The important issue here is not that the Haunted Museum was cancelled, but that the museum is in dire need of volunteers. “Volunteers are an important part of the museum,” Carpenter explained, “we can get more accomplished than we would otherwise.” The museum is “a bridge between the college and the community.” It provides a service to the community and extends the education of the students.
“Volunteers are really important” Carpenter stressed again. They can by used as assistants for the professionals and can help the museum speak its message to the public. The museum needs more volunteers to help assist and to maintain the museum for the community as a whole. “Several people have expressed interest in volunteering for the museum but, it was more talk than action.” He thinks that volunteers “were seen as a nuisance instead of a necessity,” but the museum is working to “welcome them back.”

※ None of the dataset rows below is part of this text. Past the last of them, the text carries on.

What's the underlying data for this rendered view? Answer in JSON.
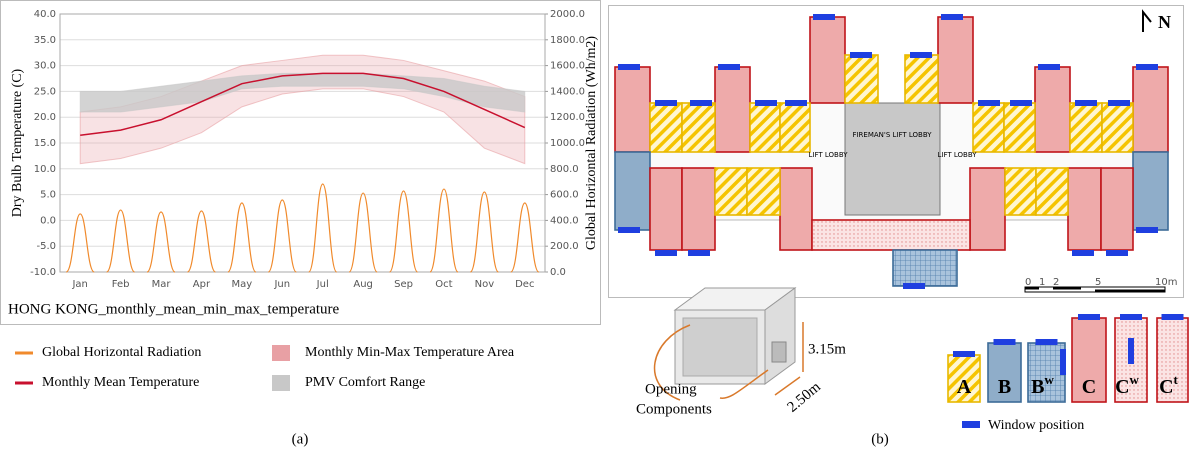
{
  "chart_data": {
    "type": "line",
    "title": "HONG KONG_monthly_mean_min_max_temperature",
    "y_label": "Dry Bulb Temperature (C)",
    "y2_label": "Global Horizontal Radiation (Wh/m2)",
    "categories": [
      "Jan",
      "Feb",
      "Mar",
      "Apr",
      "May",
      "Jun",
      "Jul",
      "Aug",
      "Sep",
      "Oct",
      "Nov",
      "Dec"
    ],
    "ylim": [
      -10,
      40
    ],
    "yticks": [
      {
        "value": -10,
        "label": "-10.0"
      },
      {
        "value": -5,
        "label": "-5.0"
      },
      {
        "value": 0,
        "label": "0.0"
      },
      {
        "value": 5,
        "label": "5.0"
      },
      {
        "value": 10,
        "label": "10.0"
      },
      {
        "value": 15,
        "label": "15.0"
      },
      {
        "value": 20,
        "label": "20.0"
      },
      {
        "value": 25,
        "label": "25.0"
      },
      {
        "value": 30,
        "label": "30.0"
      },
      {
        "value": 35,
        "label": "35.0"
      },
      {
        "value": 40,
        "label": "40.0"
      }
    ],
    "y2lim": [
      0,
      2000
    ],
    "y2ticks": [
      {
        "value": 0,
        "label": "0.0"
      },
      {
        "value": 200,
        "label": "200.0"
      },
      {
        "value": 400,
        "label": "400.0"
      },
      {
        "value": 600,
        "label": "600.0"
      },
      {
        "value": 800,
        "label": "800.0"
      },
      {
        "value": 1000,
        "label": "1000.0"
      },
      {
        "value": 1200,
        "label": "1200.0"
      },
      {
        "value": 1400,
        "label": "1400.0"
      },
      {
        "value": 1600,
        "label": "1600.0"
      },
      {
        "value": 1800,
        "label": "1800.0"
      },
      {
        "value": 2000,
        "label": "2000.0"
      }
    ],
    "grid": true,
    "series": [
      {
        "name": "Global Horizontal Radiation",
        "color": "#f08a2c",
        "axis": "y2",
        "values": [
          450,
          480,
          465,
          473,
          535,
          558,
          682,
          612,
          628,
          643,
          620,
          535
        ]
      },
      {
        "name": "Monthly Mean Temperature",
        "color": "#c8102e",
        "values": [
          16.5,
          17.5,
          19.5,
          23,
          26.5,
          28,
          28.5,
          28.5,
          27.5,
          25,
          21.5,
          18
        ]
      },
      {
        "name": "Monthly Min-Max Temperature Area",
        "color": "#e8a0a4",
        "low": [
          11,
          12,
          14,
          17,
          22,
          24.5,
          25.5,
          25.5,
          24,
          21,
          14,
          11
        ],
        "high": [
          21,
          22,
          24,
          27,
          30,
          31,
          32,
          32,
          31,
          29,
          27,
          24
        ]
      },
      {
        "name": "PMV Comfort Range",
        "color": "#c8c8c8",
        "low": [
          21,
          21,
          22,
          23,
          25.5,
          26,
          26,
          26,
          25.5,
          24,
          22,
          21
        ],
        "high": [
          25,
          25,
          26,
          27,
          28,
          28.5,
          28.5,
          28.5,
          28,
          27.5,
          26,
          25
        ]
      }
    ]
  },
  "captions": {
    "a": "(a)",
    "b": "(b)"
  },
  "plan": {
    "north": "N",
    "fireman_lobby": "FIREMAN'S LIFT LOBBY",
    "lift_lobby_left": "LIFT LOBBY",
    "lift_lobby_right": "LIFT LOBBY",
    "scale": [
      "0",
      "1",
      "2",
      "5",
      "10m"
    ]
  },
  "module": {
    "height": "3.15m",
    "depth": "2.50m",
    "opening": [
      "Opening",
      "Components"
    ]
  },
  "types": [
    {
      "base": "A"
    },
    {
      "base": "B"
    },
    {
      "base": "B",
      "sup": "w"
    },
    {
      "base": "C"
    },
    {
      "base": "C",
      "sup": "w"
    },
    {
      "base": "C",
      "sup": "t"
    }
  ],
  "window_legend": "Window position"
}
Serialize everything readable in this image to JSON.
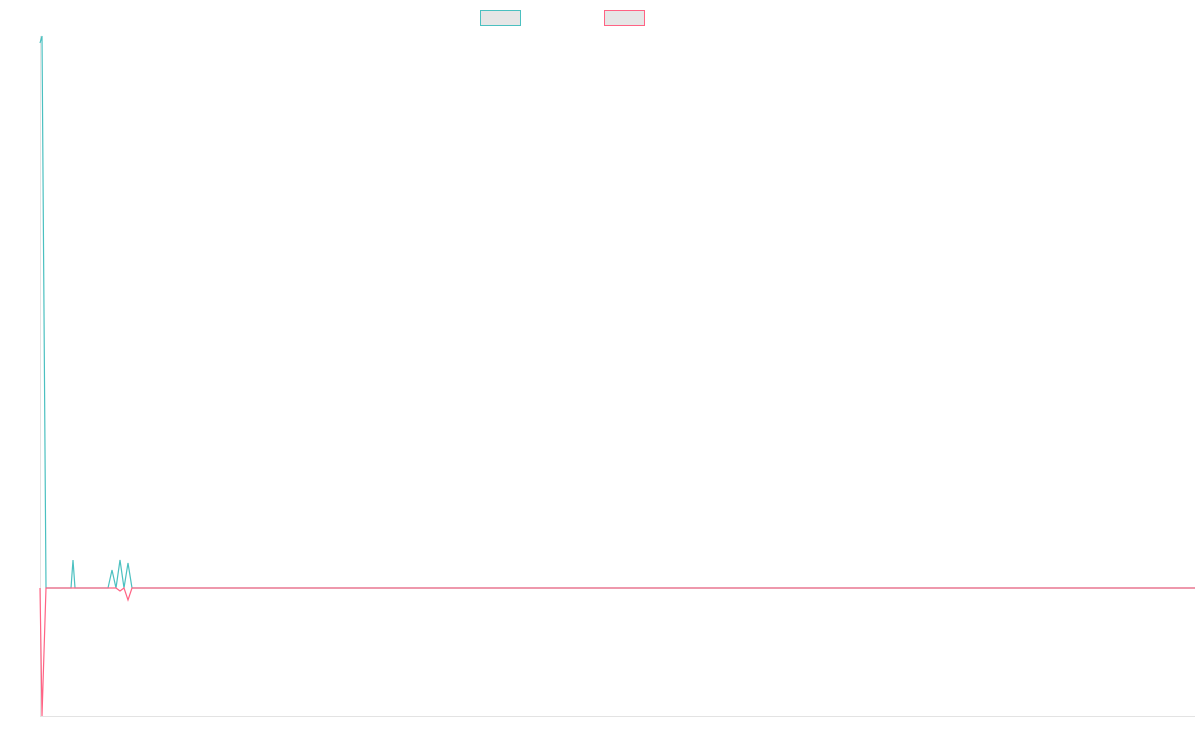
{
  "chart_data": {
    "type": "line",
    "x": [
      0,
      2,
      6,
      31,
      33,
      35,
      68,
      72,
      76,
      80,
      84,
      88,
      92,
      1155
    ],
    "xlim": [
      0,
      1155
    ],
    "ylim": [
      -128,
      552
    ],
    "series": [
      {
        "color": "#4bc0c0",
        "values": [
          545,
          552,
          0,
          0,
          28,
          0,
          0,
          18,
          0,
          28,
          0,
          25,
          0,
          0
        ]
      },
      {
        "color": "#ff6384",
        "values": [
          0,
          -128,
          0,
          0,
          0,
          0,
          0,
          0,
          0,
          -3,
          0,
          -12,
          0,
          0
        ]
      }
    ]
  }
}
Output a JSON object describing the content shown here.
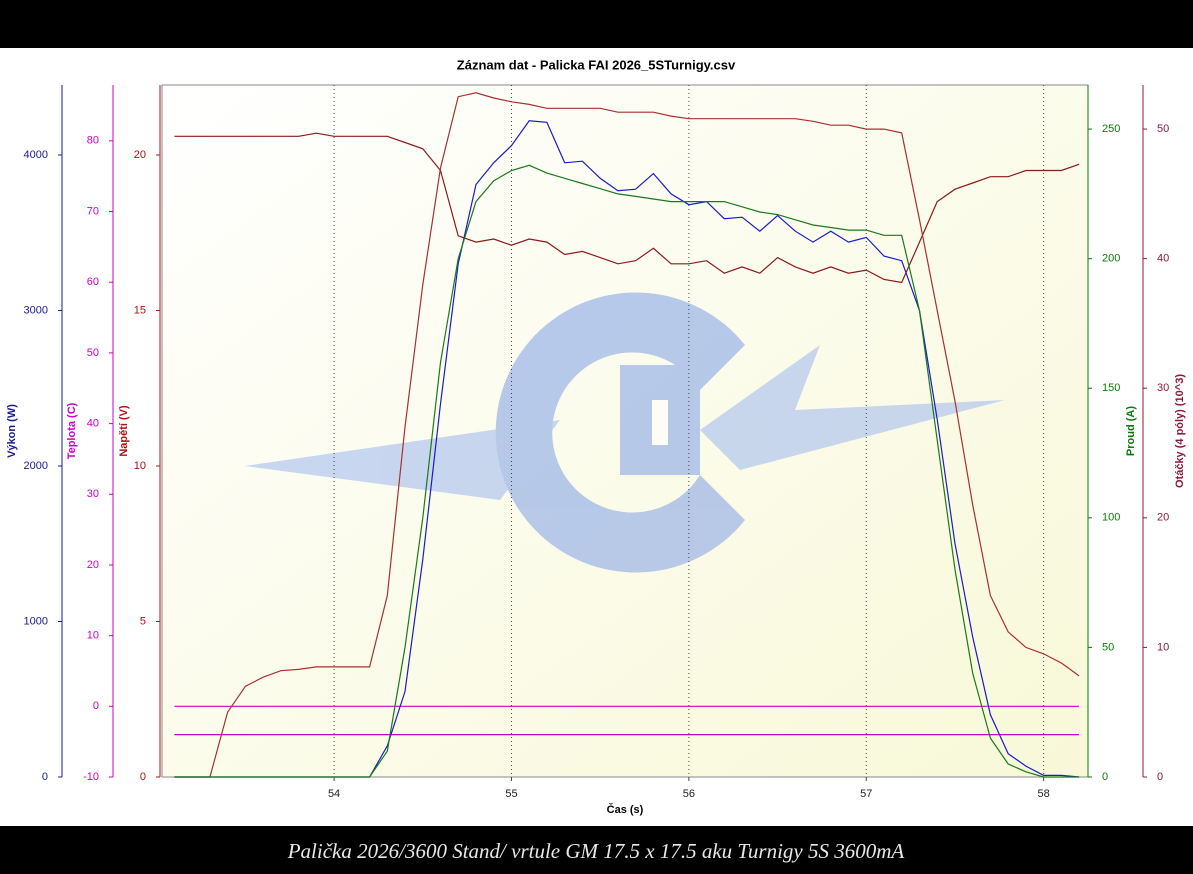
{
  "chart_data": {
    "type": "line",
    "title": "Záznam dat - Palicka FAI 2026_5STurnigy.csv",
    "x_label": "Čas (s)",
    "caption": "Palička 2026/3600 Stand/ vrtule GM 17.5 x 17.5 aku Turnigy 5S 3600mA",
    "xlim": [
      53.03,
      58.25
    ],
    "xticks": [
      54,
      55,
      56,
      57,
      58
    ],
    "grid": true,
    "axes": [
      {
        "label": "Výkon (W)",
        "color": "#1a1a8c",
        "lim": [
          0,
          4450
        ],
        "ticks": [
          0,
          1000,
          2000,
          3000,
          4000
        ]
      },
      {
        "label": "Teplota (C)",
        "color": "#cc00cc",
        "lim": [
          -10,
          87.9
        ],
        "ticks": [
          -10,
          0,
          10,
          20,
          30,
          40,
          50,
          60,
          70,
          80
        ]
      },
      {
        "label": "Napětí (V)",
        "color": "#b01010",
        "lim": [
          0,
          22.25
        ],
        "ticks": [
          0,
          5,
          10,
          15,
          20
        ]
      },
      {
        "label": "Proud (A)",
        "color": "#0a7a0a",
        "lim": [
          0,
          267
        ],
        "ticks": [
          0,
          50,
          100,
          150,
          200,
          250
        ]
      },
      {
        "label": "Otáčky (4 póly) (10^3)",
        "color": "#8b1a3a",
        "lim": [
          0,
          53.4
        ],
        "ticks": [
          0,
          10,
          20,
          30,
          40,
          50
        ]
      }
    ],
    "x": [
      53.1,
      53.2,
      53.3,
      53.4,
      53.5,
      53.6,
      53.7,
      53.8,
      53.9,
      54.0,
      54.1,
      54.2,
      54.3,
      54.4,
      54.5,
      54.6,
      54.7,
      54.8,
      54.9,
      55.0,
      55.1,
      55.2,
      55.3,
      55.4,
      55.5,
      55.6,
      55.7,
      55.8,
      55.9,
      56.0,
      56.1,
      56.2,
      56.3,
      56.4,
      56.5,
      56.6,
      56.7,
      56.8,
      56.9,
      57.0,
      57.1,
      57.2,
      57.3,
      57.4,
      57.5,
      57.6,
      57.7,
      57.8,
      57.9,
      58.0,
      58.1,
      58.2
    ],
    "series": [
      {
        "axis": 1,
        "color": "#cc00cc",
        "values": [
          0,
          0,
          0,
          0,
          0,
          0,
          0,
          0,
          0,
          0,
          0,
          0,
          0,
          0,
          0,
          0,
          0,
          0,
          0,
          0,
          0,
          0,
          0,
          0,
          0,
          0,
          0,
          0,
          0,
          0,
          0,
          0,
          0,
          0,
          0,
          0,
          0,
          0,
          0,
          0,
          0,
          0,
          0,
          0,
          0,
          0,
          0,
          0,
          0,
          0,
          0,
          0
        ]
      },
      {
        "axis": 1,
        "color": "#cc00cc",
        "values": [
          -4,
          -4,
          -4,
          -4,
          -4,
          -4,
          -4,
          -4,
          -4,
          -4,
          -4,
          -4,
          -4,
          -4,
          -4,
          -4,
          -4,
          -4,
          -4,
          -4,
          -4,
          -4,
          -4,
          -4,
          -4,
          -4,
          -4,
          -4,
          -4,
          -4,
          -4,
          -4,
          -4,
          -4,
          -4,
          -4,
          -4,
          -4,
          -4,
          -4,
          -4,
          -4,
          -4,
          -4,
          -4,
          -4,
          -4,
          -4,
          -4,
          -4,
          -4,
          -4
        ]
      },
      {
        "axis": 2,
        "color": "#8b1a1a",
        "values": [
          20.6,
          20.6,
          20.6,
          20.6,
          20.6,
          20.6,
          20.6,
          20.6,
          20.7,
          20.6,
          20.6,
          20.6,
          20.6,
          20.4,
          20.2,
          19.5,
          17.4,
          17.2,
          17.3,
          17.1,
          17.3,
          17.2,
          16.8,
          16.9,
          16.7,
          16.5,
          16.6,
          17.0,
          16.5,
          16.5,
          16.6,
          16.2,
          16.4,
          16.2,
          16.7,
          16.4,
          16.2,
          16.4,
          16.2,
          16.3,
          16.0,
          15.9,
          17.2,
          18.5,
          18.9,
          19.1,
          19.3,
          19.3,
          19.5,
          19.5,
          19.5,
          19.7
        ]
      },
      {
        "axis": 4,
        "color": "#a83030",
        "values": [
          0,
          0,
          0,
          5,
          7,
          7.7,
          8.2,
          8.3,
          8.5,
          8.5,
          8.5,
          8.5,
          14,
          27,
          38,
          47,
          52.5,
          52.8,
          52.4,
          52.1,
          51.9,
          51.6,
          51.6,
          51.6,
          51.6,
          51.3,
          51.3,
          51.3,
          51.0,
          50.8,
          50.8,
          50.8,
          50.8,
          50.8,
          50.8,
          50.8,
          50.6,
          50.3,
          50.3,
          50.0,
          50.0,
          49.7,
          43,
          36,
          29,
          21,
          14,
          11.2,
          10,
          9.5,
          8.8,
          7.8
        ]
      },
      {
        "axis": 0,
        "color": "#1a1acc",
        "values": [
          0,
          0,
          0,
          0,
          0,
          0,
          0,
          0,
          0,
          0,
          0,
          0,
          200,
          550,
          1400,
          2400,
          3300,
          3810,
          3950,
          4060,
          4220,
          4210,
          3950,
          3960,
          3850,
          3770,
          3780,
          3880,
          3750,
          3680,
          3700,
          3590,
          3600,
          3510,
          3610,
          3510,
          3440,
          3510,
          3440,
          3470,
          3350,
          3320,
          3000,
          2300,
          1500,
          900,
          400,
          150,
          70,
          10,
          10,
          0
        ]
      },
      {
        "axis": 3,
        "color": "#1a7a1a",
        "values": [
          0,
          0,
          0,
          0,
          0,
          0,
          0,
          0,
          0,
          0,
          0,
          0,
          10,
          50,
          100,
          160,
          200,
          222,
          230,
          234,
          236,
          233,
          231,
          229,
          227,
          225,
          224,
          223,
          222,
          222,
          222,
          222,
          220,
          218,
          217,
          215,
          213,
          212,
          211,
          211,
          209,
          209,
          180,
          130,
          80,
          40,
          15,
          5,
          2,
          0,
          0,
          0
        ]
      }
    ]
  }
}
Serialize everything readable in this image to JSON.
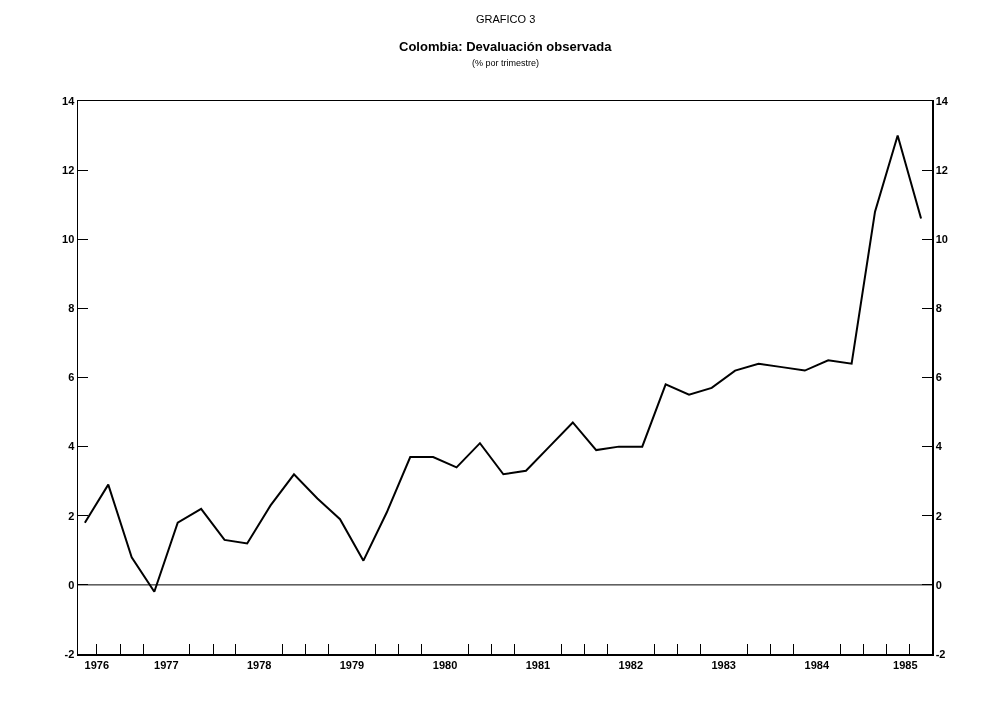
{
  "chart_data": {
    "type": "line",
    "title": "Colombia: Devaluación observada",
    "subtitle": "(% por trimestre)",
    "annotations": [
      "GRAFICO 3"
    ],
    "x": [
      "1976-08-15",
      "1976-11-15",
      "1977-02-15",
      "1977-05-15",
      "1977-08-15",
      "1977-11-15",
      "1978-02-15",
      "1978-05-15",
      "1978-08-15",
      "1978-11-15",
      "1979-02-15",
      "1979-05-15",
      "1979-08-15",
      "1979-11-15",
      "1980-02-15",
      "1980-05-15",
      "1980-08-15",
      "1980-11-15",
      "1981-02-15",
      "1981-05-15",
      "1981-08-15",
      "1981-11-15",
      "1982-02-15",
      "1982-05-15",
      "1982-08-15",
      "1982-11-15",
      "1983-02-15",
      "1983-05-15",
      "1983-08-15",
      "1983-11-15",
      "1984-02-15",
      "1984-05-15",
      "1984-08-15",
      "1984-11-15",
      "1985-02-15",
      "1985-05-15",
      "1985-08-15"
    ],
    "series": [
      {
        "color": "#000000",
        "values": [
          1.8,
          2.9,
          0.8,
          -0.2,
          1.8,
          2.2,
          1.3,
          1.2,
          2.3,
          3.2,
          2.5,
          1.9,
          0.7,
          2.1,
          3.7,
          3.7,
          3.4,
          4.1,
          3.2,
          3.3,
          4.0,
          4.7,
          3.9,
          4.0,
          4.0,
          5.8,
          5.5,
          5.7,
          6.2,
          6.4,
          6.3,
          6.2,
          6.5,
          6.4,
          10.8,
          13.0,
          10.6
        ]
      }
    ],
    "xlim": [
      "1976-07-19",
      "1985-09-27"
    ],
    "xticks": [
      {
        "value": "1976-10-01",
        "label": "1976"
      },
      {
        "value": "1977-07-01",
        "label": "1977"
      },
      {
        "value": "1978-07-01",
        "label": "1978"
      },
      {
        "value": "1979-07-01",
        "label": "1979"
      },
      {
        "value": "1980-07-01",
        "label": "1980"
      },
      {
        "value": "1981-07-01",
        "label": "1981"
      },
      {
        "value": "1982-07-01",
        "label": "1982"
      },
      {
        "value": "1983-07-01",
        "label": "1983"
      },
      {
        "value": "1984-07-01",
        "label": "1984"
      },
      {
        "value": "1985-06-14",
        "label": "1985"
      },
      {
        "value": "1976-10-01",
        "label": null
      },
      {
        "value": "1977-01-01",
        "label": null
      },
      {
        "value": "1977-04-01",
        "label": null
      },
      {
        "value": "1977-10-01",
        "label": null
      },
      {
        "value": "1978-01-01",
        "label": null
      },
      {
        "value": "1978-04-01",
        "label": null
      },
      {
        "value": "1978-10-01",
        "label": null
      },
      {
        "value": "1979-01-01",
        "label": null
      },
      {
        "value": "1979-04-01",
        "label": null
      },
      {
        "value": "1979-10-01",
        "label": null
      },
      {
        "value": "1980-01-01",
        "label": null
      },
      {
        "value": "1980-04-01",
        "label": null
      },
      {
        "value": "1980-10-01",
        "label": null
      },
      {
        "value": "1981-01-01",
        "label": null
      },
      {
        "value": "1981-04-01",
        "label": null
      },
      {
        "value": "1981-10-01",
        "label": null
      },
      {
        "value": "1982-01-01",
        "label": null
      },
      {
        "value": "1982-04-01",
        "label": null
      },
      {
        "value": "1982-10-01",
        "label": null
      },
      {
        "value": "1983-01-01",
        "label": null
      },
      {
        "value": "1983-04-01",
        "label": null
      },
      {
        "value": "1983-10-01",
        "label": null
      },
      {
        "value": "1984-01-01",
        "label": null
      },
      {
        "value": "1984-04-01",
        "label": null
      },
      {
        "value": "1984-10-01",
        "label": null
      },
      {
        "value": "1985-01-01",
        "label": null
      },
      {
        "value": "1985-04-01",
        "label": null
      },
      {
        "value": "1985-07-01",
        "label": null
      }
    ],
    "ylim": [
      -2,
      14
    ],
    "yticks": [
      -2,
      0,
      2,
      4,
      6,
      8,
      10,
      12,
      14
    ],
    "y2lim": [
      -2,
      14
    ],
    "y2ticks": [
      -2,
      0,
      2,
      4,
      6,
      8,
      10,
      12,
      14
    ],
    "ref_lines": [
      {
        "axis": "y",
        "value": 0,
        "label": null,
        "color": "#000000"
      }
    ],
    "grid": false,
    "marker": "none",
    "line_style": "solid"
  }
}
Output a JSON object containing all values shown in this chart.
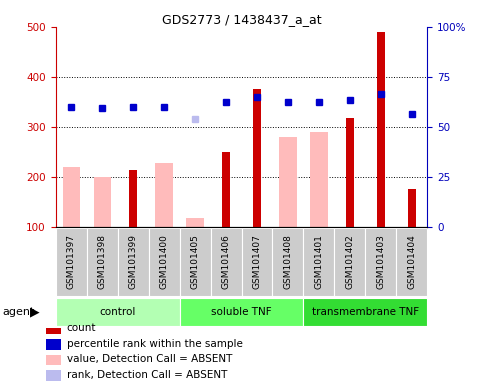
{
  "title": "GDS2773 / 1438437_a_at",
  "samples": [
    "GSM101397",
    "GSM101398",
    "GSM101399",
    "GSM101400",
    "GSM101405",
    "GSM101406",
    "GSM101407",
    "GSM101408",
    "GSM101401",
    "GSM101402",
    "GSM101403",
    "GSM101404"
  ],
  "groups": [
    {
      "name": "control",
      "start": 0,
      "end": 4,
      "color": "#b3ffb3"
    },
    {
      "name": "soluble TNF",
      "start": 4,
      "end": 8,
      "color": "#66ff66"
    },
    {
      "name": "transmembrane TNF",
      "start": 8,
      "end": 12,
      "color": "#33dd33"
    }
  ],
  "red_bars": [
    null,
    null,
    213,
    null,
    null,
    250,
    375,
    null,
    null,
    318,
    490,
    175
  ],
  "pink_bars": [
    220,
    200,
    null,
    228,
    118,
    null,
    null,
    280,
    290,
    null,
    null,
    null
  ],
  "blue_squares": [
    340,
    337,
    340,
    340,
    null,
    350,
    360,
    350,
    350,
    354,
    365,
    325
  ],
  "lavender_squares": [
    null,
    null,
    null,
    null,
    315,
    null,
    null,
    null,
    null,
    null,
    null,
    null
  ],
  "ylim_left": [
    100,
    500
  ],
  "ylim_right": [
    0,
    100
  ],
  "yticks_left": [
    100,
    200,
    300,
    400,
    500
  ],
  "yticks_right": [
    0,
    25,
    50,
    75,
    100
  ],
  "left_tick_color": "#cc0000",
  "right_tick_color": "#0000bb",
  "red_color": "#cc0000",
  "pink_color": "#ffbbbb",
  "blue_color": "#0000cc",
  "lavender_color": "#bbbbee",
  "grid_color": "#000000",
  "legend": [
    {
      "color": "#cc0000",
      "label": "count"
    },
    {
      "color": "#0000cc",
      "label": "percentile rank within the sample"
    },
    {
      "color": "#ffbbbb",
      "label": "value, Detection Call = ABSENT"
    },
    {
      "color": "#bbbbee",
      "label": "rank, Detection Call = ABSENT"
    }
  ]
}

What are the qualifications needed to be a museum volunteer? “We need people in all sorts of capacities,” he said. From organizational skills or a gift of speech to knacks for carpentry or a way with computers, the museum could use them all. You don’t have to be interested in what goes on behind the scenes of a museum, (seriously though, wouldn’t you want to know the mysteries and the secret items the museum keeps in the back room?) but it gives “life experience. Being able to do something different.” Volunteers are given hands-on experience that enrich their lives and increase research potential that will be a life benefit. Volunteers participate in educational activities that not only serve the volunteer and the museum but the community as well.
One of the museum’s many exciting programs in need of volunteers allows them to assist paleontologists in the field, “Not everyone can say they found a dinosaur,” Carpenter explained, “we give them that opportunity.”